Although the technical solution was simple, the court considers that it was not obvious. It is stated that a person skilled in the art starting from the prior art and with the combination of the mentioned patents would not have arrived at the invention, as he would not even have found the motivation to do so.
Decision of the Court
In conclusion, the Court considers it proven (a) that the Spanish patent ES 2 301 589, owned by the plaintiff Vorwerk, is valid as it meets the requirements of novelty and inventive step and no defect of added subject-matter alleged by Lidl is found; (b) that the machine ‘Monsieur Cuisine Connect’ marketed by the defendant Lidl, reproduces each and every one of the features of the first claim (R1) of the patent owned by Vorwerk, including feature R1.1, as interpreted by the court; and, consequently, it is performing acts of direct exploitation of said invention prohibited by Art. 59 of the Patents Act 2015.
Therefore, the court upheld Worwerk’s claim and declared the infringement by Lidl Supermercados S.A. of Spanish patent ES 2 301 589, validation in Spain of European patent EP 1 269 898, owned by Vorwerk (also dismissing the patent nullity action filed by Lidl).
Consequently, the court prohibits LIDL from importing, advertising or marketing the ‘Monsieur Cuisine Connect’ machine, for infringing the exclusive rights deriving from the patent. It also ordered LIDL to remove from the market all units of the disputed machine in its possession and that of its distributors, as well as all advertising material.

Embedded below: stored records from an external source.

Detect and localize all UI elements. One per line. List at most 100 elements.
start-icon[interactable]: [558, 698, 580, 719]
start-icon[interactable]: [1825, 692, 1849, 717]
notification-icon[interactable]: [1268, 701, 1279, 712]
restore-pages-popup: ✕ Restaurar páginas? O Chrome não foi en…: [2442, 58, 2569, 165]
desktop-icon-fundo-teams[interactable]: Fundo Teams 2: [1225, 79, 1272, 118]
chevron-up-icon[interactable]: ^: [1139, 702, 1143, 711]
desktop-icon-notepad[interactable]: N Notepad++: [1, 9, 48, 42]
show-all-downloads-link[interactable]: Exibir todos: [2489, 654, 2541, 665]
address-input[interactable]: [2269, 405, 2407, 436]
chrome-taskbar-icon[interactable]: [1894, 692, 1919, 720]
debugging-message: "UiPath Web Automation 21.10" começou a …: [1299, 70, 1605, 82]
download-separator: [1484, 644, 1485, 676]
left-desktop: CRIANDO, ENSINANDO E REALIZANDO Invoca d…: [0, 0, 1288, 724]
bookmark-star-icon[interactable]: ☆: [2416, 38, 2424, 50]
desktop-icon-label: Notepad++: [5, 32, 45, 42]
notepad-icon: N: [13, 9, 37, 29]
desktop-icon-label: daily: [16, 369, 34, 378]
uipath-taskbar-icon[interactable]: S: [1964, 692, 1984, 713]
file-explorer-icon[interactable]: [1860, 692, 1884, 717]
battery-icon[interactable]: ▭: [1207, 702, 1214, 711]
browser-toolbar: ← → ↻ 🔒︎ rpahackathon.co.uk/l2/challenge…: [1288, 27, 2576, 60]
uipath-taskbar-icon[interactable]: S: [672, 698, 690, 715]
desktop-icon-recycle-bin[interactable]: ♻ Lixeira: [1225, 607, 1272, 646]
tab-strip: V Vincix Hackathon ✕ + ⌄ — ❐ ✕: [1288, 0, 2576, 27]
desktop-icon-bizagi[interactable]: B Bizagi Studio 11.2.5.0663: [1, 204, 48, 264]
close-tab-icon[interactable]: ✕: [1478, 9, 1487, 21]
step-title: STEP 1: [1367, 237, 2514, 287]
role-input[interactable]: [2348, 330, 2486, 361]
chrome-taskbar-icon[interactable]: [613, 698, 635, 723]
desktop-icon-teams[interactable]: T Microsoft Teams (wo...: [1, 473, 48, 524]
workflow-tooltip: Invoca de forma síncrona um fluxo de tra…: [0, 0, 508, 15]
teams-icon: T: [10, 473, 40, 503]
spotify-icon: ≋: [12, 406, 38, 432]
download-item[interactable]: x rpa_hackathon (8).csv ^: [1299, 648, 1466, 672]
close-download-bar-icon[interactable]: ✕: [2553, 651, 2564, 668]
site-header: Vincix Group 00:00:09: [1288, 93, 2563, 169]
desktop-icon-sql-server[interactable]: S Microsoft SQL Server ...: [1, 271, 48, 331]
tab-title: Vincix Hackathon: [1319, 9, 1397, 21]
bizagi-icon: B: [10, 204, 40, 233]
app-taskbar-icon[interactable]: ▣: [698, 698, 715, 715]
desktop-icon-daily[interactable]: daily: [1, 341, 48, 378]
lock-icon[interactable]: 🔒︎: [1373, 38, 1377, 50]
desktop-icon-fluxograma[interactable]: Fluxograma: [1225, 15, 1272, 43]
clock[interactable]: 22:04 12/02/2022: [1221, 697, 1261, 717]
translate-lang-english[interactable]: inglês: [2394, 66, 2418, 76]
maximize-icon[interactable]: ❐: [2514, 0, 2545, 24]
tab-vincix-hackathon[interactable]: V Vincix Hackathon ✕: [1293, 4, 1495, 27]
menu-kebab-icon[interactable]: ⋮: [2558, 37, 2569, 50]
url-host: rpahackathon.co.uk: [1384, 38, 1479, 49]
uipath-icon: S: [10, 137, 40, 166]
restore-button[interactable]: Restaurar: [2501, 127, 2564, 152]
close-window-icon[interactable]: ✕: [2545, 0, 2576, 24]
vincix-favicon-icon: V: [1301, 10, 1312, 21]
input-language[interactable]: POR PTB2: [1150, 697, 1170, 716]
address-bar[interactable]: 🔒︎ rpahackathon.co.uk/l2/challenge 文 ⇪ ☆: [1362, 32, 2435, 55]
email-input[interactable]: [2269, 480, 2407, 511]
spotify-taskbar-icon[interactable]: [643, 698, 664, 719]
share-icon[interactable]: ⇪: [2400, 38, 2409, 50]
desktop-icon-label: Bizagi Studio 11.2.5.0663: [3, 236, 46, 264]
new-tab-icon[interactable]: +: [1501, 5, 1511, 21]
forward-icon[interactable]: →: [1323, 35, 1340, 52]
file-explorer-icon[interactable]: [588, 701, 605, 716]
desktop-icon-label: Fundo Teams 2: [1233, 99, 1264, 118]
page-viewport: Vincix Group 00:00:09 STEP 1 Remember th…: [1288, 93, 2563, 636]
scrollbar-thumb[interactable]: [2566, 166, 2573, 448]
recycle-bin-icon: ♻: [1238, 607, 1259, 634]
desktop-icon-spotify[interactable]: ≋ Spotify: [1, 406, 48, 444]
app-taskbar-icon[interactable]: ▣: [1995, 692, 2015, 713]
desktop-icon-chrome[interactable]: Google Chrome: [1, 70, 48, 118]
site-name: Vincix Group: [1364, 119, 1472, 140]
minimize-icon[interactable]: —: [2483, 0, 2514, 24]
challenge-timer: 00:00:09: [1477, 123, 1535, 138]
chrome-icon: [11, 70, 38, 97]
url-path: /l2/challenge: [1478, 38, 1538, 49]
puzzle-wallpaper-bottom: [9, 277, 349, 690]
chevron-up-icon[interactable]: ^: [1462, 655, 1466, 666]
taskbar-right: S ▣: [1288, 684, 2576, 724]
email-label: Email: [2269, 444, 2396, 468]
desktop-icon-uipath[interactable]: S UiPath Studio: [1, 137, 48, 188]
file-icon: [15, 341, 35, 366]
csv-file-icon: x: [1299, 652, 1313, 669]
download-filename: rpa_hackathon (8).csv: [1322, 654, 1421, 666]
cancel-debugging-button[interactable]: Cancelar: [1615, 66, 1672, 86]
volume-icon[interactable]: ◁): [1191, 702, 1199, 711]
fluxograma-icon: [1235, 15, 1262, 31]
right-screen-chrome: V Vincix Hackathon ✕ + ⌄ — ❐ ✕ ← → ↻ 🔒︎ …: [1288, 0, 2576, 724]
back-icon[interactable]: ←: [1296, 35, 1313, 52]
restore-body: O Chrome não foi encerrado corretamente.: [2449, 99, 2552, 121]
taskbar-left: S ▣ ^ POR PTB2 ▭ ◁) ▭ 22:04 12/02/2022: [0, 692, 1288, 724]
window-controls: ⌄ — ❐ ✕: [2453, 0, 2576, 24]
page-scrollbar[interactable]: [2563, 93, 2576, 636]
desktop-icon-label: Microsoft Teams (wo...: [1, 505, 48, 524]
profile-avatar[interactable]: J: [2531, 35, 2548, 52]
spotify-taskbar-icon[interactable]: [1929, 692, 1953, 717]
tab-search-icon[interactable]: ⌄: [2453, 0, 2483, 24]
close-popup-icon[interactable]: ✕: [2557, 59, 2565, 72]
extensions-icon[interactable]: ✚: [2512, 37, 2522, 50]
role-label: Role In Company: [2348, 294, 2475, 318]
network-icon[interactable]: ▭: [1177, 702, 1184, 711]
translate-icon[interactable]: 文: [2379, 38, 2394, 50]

It also orders LIDL to compensate Worwerk for the damages generated by the infringement, in the amount that, in accordance with art. 74.5 of the Patent Act 2015, will be determined in the execution phase of the judgment once it becomes final… which may take some time if LIDL, as is foreseeable, files an appeal against this judgment before the Provincial Court of Barcelona (15th Section).
The ruling only affects the ‘Monsieur Cuisine Connect’ model, the one with the touch screen, for marketing in Spain. Other models of this food processor (e.g. the Monsieur Cuisine Plus model) do not incorporate the patented weighing system and, therefore, are not affected and can continue to be marketed without problems.
Worwerk will probably use this judgment as a reference to try to replicate this judicial success in other European countries where it has patents in force protecting its food processor (Thermomix ®).
What is most striking about the present case, and perhaps in legal terms what matters to patent attorneys is that the court grants validity to a mechanical patent claim (R1) some of whose features are phrased in terms of the functionality pursued (e.g., R1.6, the independence of the switch and the weighing device) which is almost the technical effect pursued, rather than the means of achieving it. It is therefore a claim drafted in very broad terms.
In fact, the court itself recognizes that the inventive step would be more in the new functionality incorporated to the cooking machine (independence of the agitation process with respect to the weighing process) rather than in the way of achieving it, which is very simple. It is expressly conceded that the technical solution offered by the patent “is very simple”; and, in spite of this, the existence of inventive step is found to exist.
The court’s statement is very significant when it declares that “due to the simplicity of the invention, any technical expert “would have been able” to achieve it. Now, as the expert … says in his report, “in the simplicity lies precisely the inventive step, since the person skilled in the art must overcome the mental barrier that no one has done something so supposedly simple before””.
In this case, it seems that the court has focused more on the creativity of posing a new problem (new functionality) than on the solution given to it in the patent.